Rallying around Reading RecoveryPublished 2:32pm Friday, March 22, 2013
There’s no magic to Reading Recovery, but such attention to detail could transform more than first grade reading ability.
Getting students to read and write before they fall behind and doom themselves to a lifelong struggle leading to dropping out is, of course, Reading Recovery’s primary purpose.
Reading is fundamental to success in any endeavor.
Seeing tangible gains from the short-term intervention of one-on-one tutoring for low achievers energizes their teachers.
Teachers are the front line. Without their support and enthusiasm, things like bond issues for new high schools tend not to pass.
Too often, lately, against a backdrop of constant recessionary cutting, educators are in a defensive crouch, surrounded by critics of public education.
It must be hard to do your best work dogged at every turn by distractions.

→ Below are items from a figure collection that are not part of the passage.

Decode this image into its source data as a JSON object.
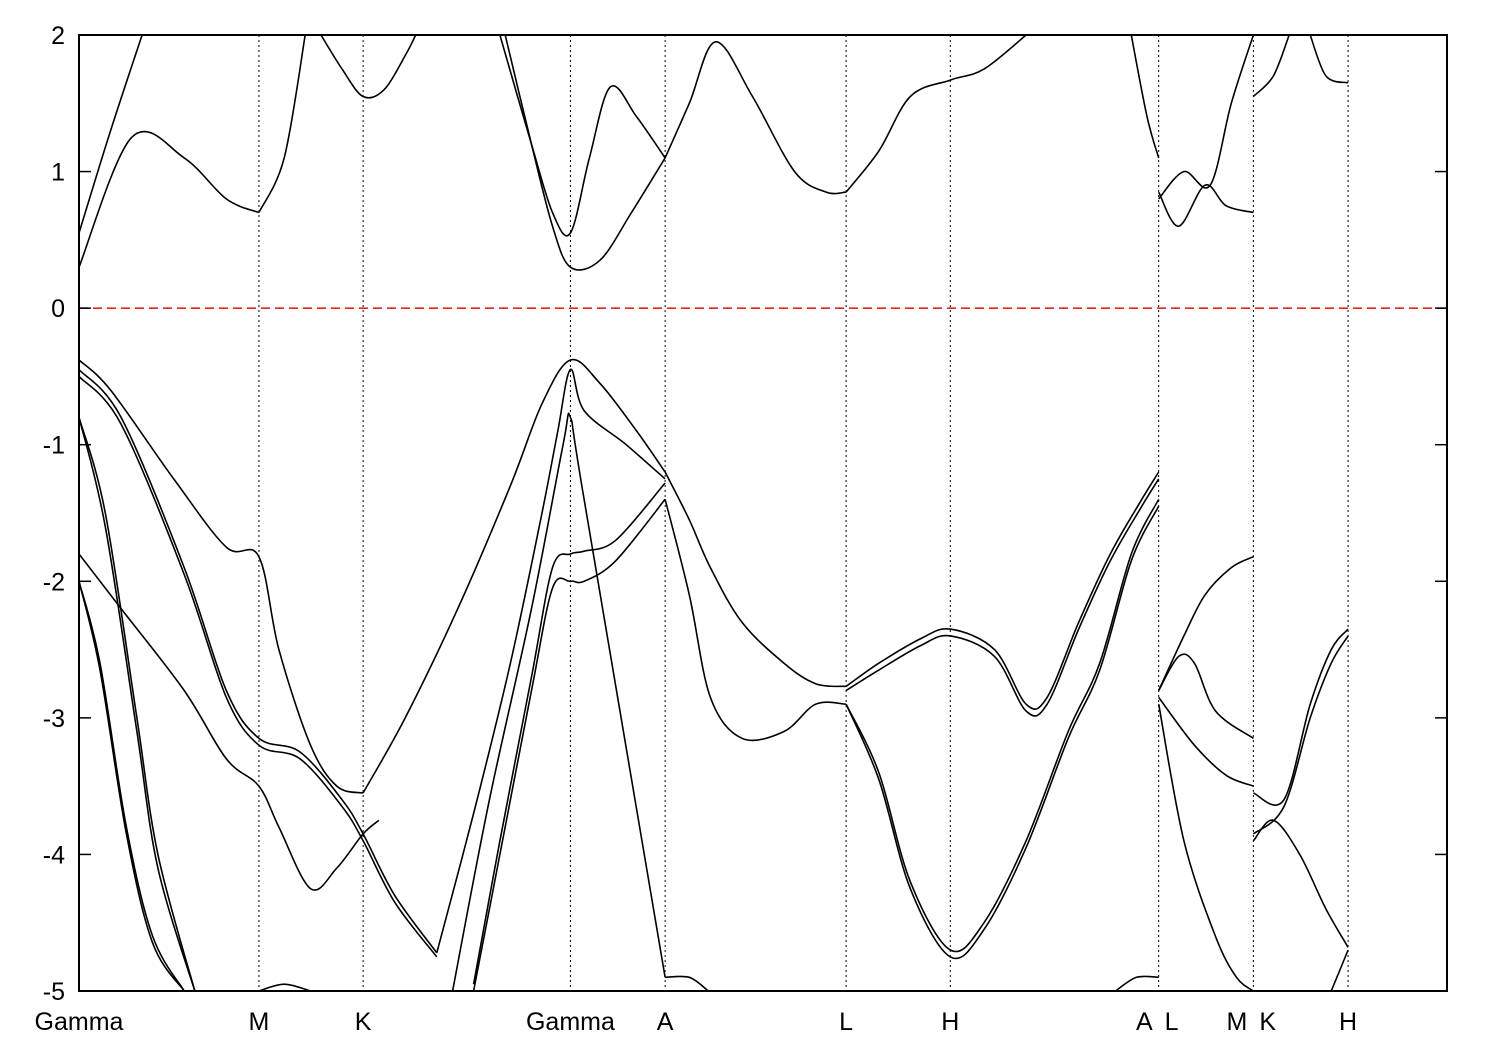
{
  "chart_data": {
    "type": "line",
    "title": "",
    "xlabel": "",
    "ylabel": "",
    "ylim": [
      -5,
      2
    ],
    "y_ticks": [
      2,
      1,
      0,
      -1,
      -2,
      -3,
      -4,
      -5
    ],
    "y_tick_labels": [
      "2",
      "1",
      "0",
      "-1",
      "-2",
      "-3",
      "-4",
      "-5"
    ],
    "x_range": [
      0,
      13
    ],
    "high_symmetry_points": [
      {
        "label": "Gamma",
        "x": 0
      },
      {
        "label": "M",
        "x": 1.71
      },
      {
        "label": "K",
        "x": 2.7
      },
      {
        "label": "Gamma",
        "x": 4.67
      },
      {
        "label": "A",
        "x": 5.57
      },
      {
        "label": "L",
        "x": 7.29
      },
      {
        "label": "H",
        "x": 8.28
      },
      {
        "label": "A",
        "x": 10.26
      },
      {
        "label": "L",
        "x": 10.26
      },
      {
        "label": "M",
        "x": 11.16
      },
      {
        "label": "K",
        "x": 11.16
      },
      {
        "label": "H",
        "x": 12.06
      }
    ],
    "fermi_level": {
      "y": 0,
      "color": "#e8251b",
      "style": "dashed"
    },
    "line_color": "#000000",
    "grid": false,
    "series": [
      {
        "x": [
          0,
          0.5,
          1.0,
          1.4,
          1.71
        ],
        "y": [
          0.3,
          1.25,
          1.1,
          0.8,
          0.7
        ]
      },
      {
        "x": [
          0,
          0.3,
          0.6
        ],
        "y": [
          0.55,
          1.3,
          2.0
        ]
      },
      {
        "x": [
          1.71,
          1.95,
          2.15
        ],
        "y": [
          0.7,
          1.1,
          2.0
        ]
      },
      {
        "x": [
          2.3,
          2.5,
          2.7,
          2.9,
          3.1,
          3.2
        ],
        "y": [
          2.0,
          1.75,
          1.55,
          1.6,
          1.85,
          2.0
        ]
      },
      {
        "x": [
          4.05,
          4.3,
          4.5,
          4.67,
          4.95,
          5.25,
          5.57
        ],
        "y": [
          2.0,
          1.2,
          0.6,
          0.3,
          0.35,
          0.7,
          1.1
        ]
      },
      {
        "x": [
          4.0,
          4.3,
          4.5,
          4.67,
          4.85,
          5.05,
          5.3,
          5.57
        ],
        "y": [
          2.0,
          1.2,
          0.7,
          0.55,
          1.1,
          1.62,
          1.4,
          1.1
        ]
      },
      {
        "x": [
          5.57,
          5.8,
          6.05,
          6.4,
          6.8,
          7.1,
          7.29
        ],
        "y": [
          1.1,
          1.5,
          1.95,
          1.55,
          1.0,
          0.85,
          0.85
        ]
      },
      {
        "x": [
          7.29,
          7.6,
          7.9,
          8.28,
          8.6,
          9.0
        ],
        "y": [
          0.85,
          1.15,
          1.55,
          1.67,
          1.75,
          2.0
        ]
      },
      {
        "x": [
          10.0,
          10.15,
          10.26
        ],
        "y": [
          2.0,
          1.4,
          1.1
        ]
      },
      {
        "x": [
          10.26,
          10.45,
          10.7,
          10.9,
          11.16
        ],
        "y": [
          0.85,
          0.6,
          0.9,
          0.75,
          0.7
        ]
      },
      {
        "x": [
          10.26,
          10.5,
          10.75,
          10.95,
          11.16
        ],
        "y": [
          0.8,
          1.0,
          0.9,
          1.5,
          2.0
        ]
      },
      {
        "x": [
          11.16,
          11.35,
          11.5
        ],
        "y": [
          1.55,
          1.7,
          2.0
        ]
      },
      {
        "x": [
          11.7,
          11.85,
          12.06
        ],
        "y": [
          2.0,
          1.7,
          1.65
        ]
      },
      {
        "x": [
          0,
          0.3,
          0.9,
          1.4,
          1.71,
          1.9,
          2.2,
          2.45,
          2.7
        ],
        "y": [
          -0.38,
          -0.6,
          -1.25,
          -1.75,
          -1.82,
          -2.5,
          -3.2,
          -3.5,
          -3.55
        ]
      },
      {
        "x": [
          2.7,
          3.1,
          3.6,
          4.1,
          4.4,
          4.67,
          4.95,
          5.3,
          5.57
        ],
        "y": [
          -3.55,
          -3.0,
          -2.2,
          -1.3,
          -0.7,
          -0.38,
          -0.55,
          -0.9,
          -1.2
        ]
      },
      {
        "x": [
          0,
          0.4,
          1.0,
          1.4,
          1.71,
          2.1,
          2.5,
          2.7,
          3.0,
          3.4
        ],
        "y": [
          -0.45,
          -0.8,
          -1.9,
          -2.8,
          -3.15,
          -3.25,
          -3.6,
          -3.85,
          -4.3,
          -4.72
        ]
      },
      {
        "x": [
          0,
          0.4,
          1.0,
          1.4,
          1.71,
          2.1,
          2.5,
          2.7,
          3.0,
          3.4
        ],
        "y": [
          -0.5,
          -0.85,
          -1.95,
          -2.85,
          -3.2,
          -3.3,
          -3.65,
          -3.9,
          -4.35,
          -4.75
        ]
      },
      {
        "x": [
          0,
          0.4,
          1.0,
          1.4,
          1.71,
          1.9,
          2.2,
          2.45,
          2.7,
          2.85
        ],
        "y": [
          -1.8,
          -2.2,
          -2.8,
          -3.3,
          -3.5,
          -3.8,
          -4.25,
          -4.1,
          -3.85,
          -3.75
        ]
      },
      {
        "x": [
          3.4,
          3.75,
          4.1,
          4.4,
          4.55,
          4.67,
          4.8,
          5.2,
          5.57
        ],
        "y": [
          -4.72,
          -3.7,
          -2.6,
          -1.5,
          -0.9,
          -0.45,
          -0.75,
          -1.0,
          -1.25
        ]
      },
      {
        "x": [
          3.55,
          3.9,
          4.3,
          4.6,
          4.67,
          4.8,
          5.57
        ],
        "y": [
          -5.0,
          -3.6,
          -2.2,
          -1.0,
          -0.8,
          -1.4,
          -4.9
        ]
      },
      {
        "x": [
          3.75,
          4.0,
          4.3,
          4.5,
          4.67,
          4.8,
          5.1,
          5.57
        ],
        "y": [
          -5.0,
          -4.0,
          -2.8,
          -2.05,
          -2.0,
          -2.0,
          -1.85,
          -1.4
        ]
      },
      {
        "x": [
          3.75,
          4.0,
          4.3,
          4.5,
          4.67,
          4.8,
          5.1,
          5.57
        ],
        "y": [
          -4.95,
          -3.9,
          -2.7,
          -1.9,
          -1.8,
          -1.78,
          -1.7,
          -1.28
        ]
      },
      {
        "x": [
          5.57,
          5.8,
          6.0,
          6.3,
          6.7,
          7.0,
          7.29
        ],
        "y": [
          -1.2,
          -1.55,
          -1.9,
          -2.3,
          -2.6,
          -2.75,
          -2.77
        ]
      },
      {
        "x": [
          5.57,
          5.8,
          6.0,
          6.3,
          6.7,
          7.0,
          7.29
        ],
        "y": [
          -1.4,
          -2.1,
          -2.85,
          -3.15,
          -3.1,
          -2.9,
          -2.9
        ]
      },
      {
        "x": [
          7.29,
          7.6,
          7.9,
          8.28,
          8.6,
          9.0,
          9.4,
          9.7,
          10.0,
          10.26
        ],
        "y": [
          -2.9,
          -3.4,
          -4.2,
          -4.7,
          -4.5,
          -3.9,
          -3.1,
          -2.6,
          -1.8,
          -1.4
        ]
      },
      {
        "x": [
          7.29,
          7.6,
          7.9,
          8.28,
          8.6,
          9.0,
          9.4,
          9.7,
          10.0,
          10.26
        ],
        "y": [
          -2.9,
          -3.45,
          -4.25,
          -4.75,
          -4.55,
          -3.95,
          -3.15,
          -2.65,
          -1.85,
          -1.45
        ]
      },
      {
        "x": [
          7.29,
          7.6,
          8.0,
          8.28,
          8.7,
          9.0,
          9.2,
          9.5,
          9.8,
          10.1,
          10.26
        ],
        "y": [
          -2.77,
          -2.6,
          -2.42,
          -2.35,
          -2.5,
          -2.9,
          -2.85,
          -2.3,
          -1.8,
          -1.4,
          -1.2
        ]
      },
      {
        "x": [
          7.29,
          7.6,
          8.0,
          8.28,
          8.7,
          9.0,
          9.2,
          9.5,
          9.8,
          10.1,
          10.26
        ],
        "y": [
          -2.8,
          -2.65,
          -2.47,
          -2.4,
          -2.55,
          -2.95,
          -2.9,
          -2.35,
          -1.85,
          -1.45,
          -1.25
        ]
      },
      {
        "x": [
          10.26,
          10.5,
          10.7,
          10.95,
          11.16
        ],
        "y": [
          -2.8,
          -2.4,
          -2.1,
          -1.9,
          -1.82
        ]
      },
      {
        "x": [
          10.26,
          10.45,
          10.6,
          10.8,
          11.16
        ],
        "y": [
          -2.8,
          -2.55,
          -2.6,
          -2.95,
          -3.15
        ]
      },
      {
        "x": [
          10.26,
          10.6,
          10.9,
          11.16
        ],
        "y": [
          -2.85,
          -3.2,
          -3.42,
          -3.5
        ]
      },
      {
        "x": [
          10.26,
          10.5,
          10.8,
          11.0,
          11.16
        ],
        "y": [
          -2.9,
          -3.9,
          -4.6,
          -4.9,
          -5.0
        ]
      },
      {
        "x": [
          11.16,
          11.45,
          11.7,
          11.9,
          12.06
        ],
        "y": [
          -3.55,
          -3.6,
          -2.9,
          -2.5,
          -2.35
        ]
      },
      {
        "x": [
          11.16,
          11.45,
          11.7,
          11.9,
          12.06
        ],
        "y": [
          -3.85,
          -3.65,
          -3.0,
          -2.6,
          -2.4
        ]
      },
      {
        "x": [
          11.16,
          11.35,
          11.6,
          11.85,
          12.06
        ],
        "y": [
          -3.9,
          -3.75,
          -4.0,
          -4.4,
          -4.68
        ]
      },
      {
        "x": [
          11.9,
          12.06
        ],
        "y": [
          -5.0,
          -4.7
        ]
      },
      {
        "x": [
          0,
          0.25,
          0.55,
          0.75,
          1.1
        ],
        "y": [
          -0.8,
          -1.5,
          -3.0,
          -4.0,
          -5.0
        ]
      },
      {
        "x": [
          0,
          0.25,
          0.55,
          0.75,
          1.1
        ],
        "y": [
          -0.8,
          -1.6,
          -3.1,
          -4.1,
          -5.0
        ]
      },
      {
        "x": [
          0,
          0.2,
          0.45,
          0.7,
          1.0
        ],
        "y": [
          -2.0,
          -2.6,
          -3.8,
          -4.6,
          -5.0
        ]
      },
      {
        "x": [
          0,
          0.2,
          0.45,
          0.7,
          1.0
        ],
        "y": [
          -2.0,
          -2.65,
          -3.85,
          -4.65,
          -5.0
        ]
      },
      {
        "x": [
          1.71,
          1.95,
          2.2
        ],
        "y": [
          -5.0,
          -4.95,
          -5.0
        ]
      },
      {
        "x": [
          5.57,
          5.8,
          5.98
        ],
        "y": [
          -4.9,
          -4.9,
          -5.0
        ]
      },
      {
        "x": [
          9.85,
          10.05,
          10.26
        ],
        "y": [
          -5.0,
          -4.9,
          -4.9
        ]
      }
    ]
  }
}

To see a discussion about learning break out at a school board meeting is refreshing and too infrequent — particularly proud teachers in matching, privately-funded T-shirts, which promote a team unity feeling.

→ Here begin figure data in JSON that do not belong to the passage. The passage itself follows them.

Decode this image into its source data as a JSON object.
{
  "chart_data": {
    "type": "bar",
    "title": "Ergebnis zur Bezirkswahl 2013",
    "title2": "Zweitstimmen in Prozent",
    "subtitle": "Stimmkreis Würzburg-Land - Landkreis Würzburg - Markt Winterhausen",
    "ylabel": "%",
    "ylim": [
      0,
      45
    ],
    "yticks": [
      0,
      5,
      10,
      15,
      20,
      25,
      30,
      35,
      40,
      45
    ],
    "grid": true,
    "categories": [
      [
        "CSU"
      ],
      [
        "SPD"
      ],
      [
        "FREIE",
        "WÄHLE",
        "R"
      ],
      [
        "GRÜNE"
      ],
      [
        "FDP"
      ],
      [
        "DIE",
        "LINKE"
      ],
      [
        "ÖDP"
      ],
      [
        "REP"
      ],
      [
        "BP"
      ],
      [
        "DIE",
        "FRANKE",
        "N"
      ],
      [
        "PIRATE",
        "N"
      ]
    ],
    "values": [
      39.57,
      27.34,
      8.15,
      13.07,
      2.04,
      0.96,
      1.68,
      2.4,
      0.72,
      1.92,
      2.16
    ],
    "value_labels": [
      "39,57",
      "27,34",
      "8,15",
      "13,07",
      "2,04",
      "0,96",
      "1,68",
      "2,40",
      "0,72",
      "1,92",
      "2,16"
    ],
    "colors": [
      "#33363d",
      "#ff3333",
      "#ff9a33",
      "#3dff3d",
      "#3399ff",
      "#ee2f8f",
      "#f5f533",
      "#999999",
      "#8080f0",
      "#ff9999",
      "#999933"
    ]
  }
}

Reading Recovery gives Dowagiac something to rally around and an identity to build on in other ways, just as half-hour daily lessons for 20 weeks with a specially-trained teacher do for students.
From one teacher at Kincheloe in 2008, Dowagiac vaulted into the vanguard in Michigan as one of 13 districts qualified as a training site for others. Its hub is now situated at Patrick Hamilton.
Investing in this program takes a combination of federal, state and local funding, but the expense seems well worth it because the priorities are in the right order with Reading Recovery, which has a more than 30-year-track record.
Students are rescued early on, before bad habits become hard-wired.
Whatever the cost upfront, it’s more expensive in the long run if kids slip through cracks.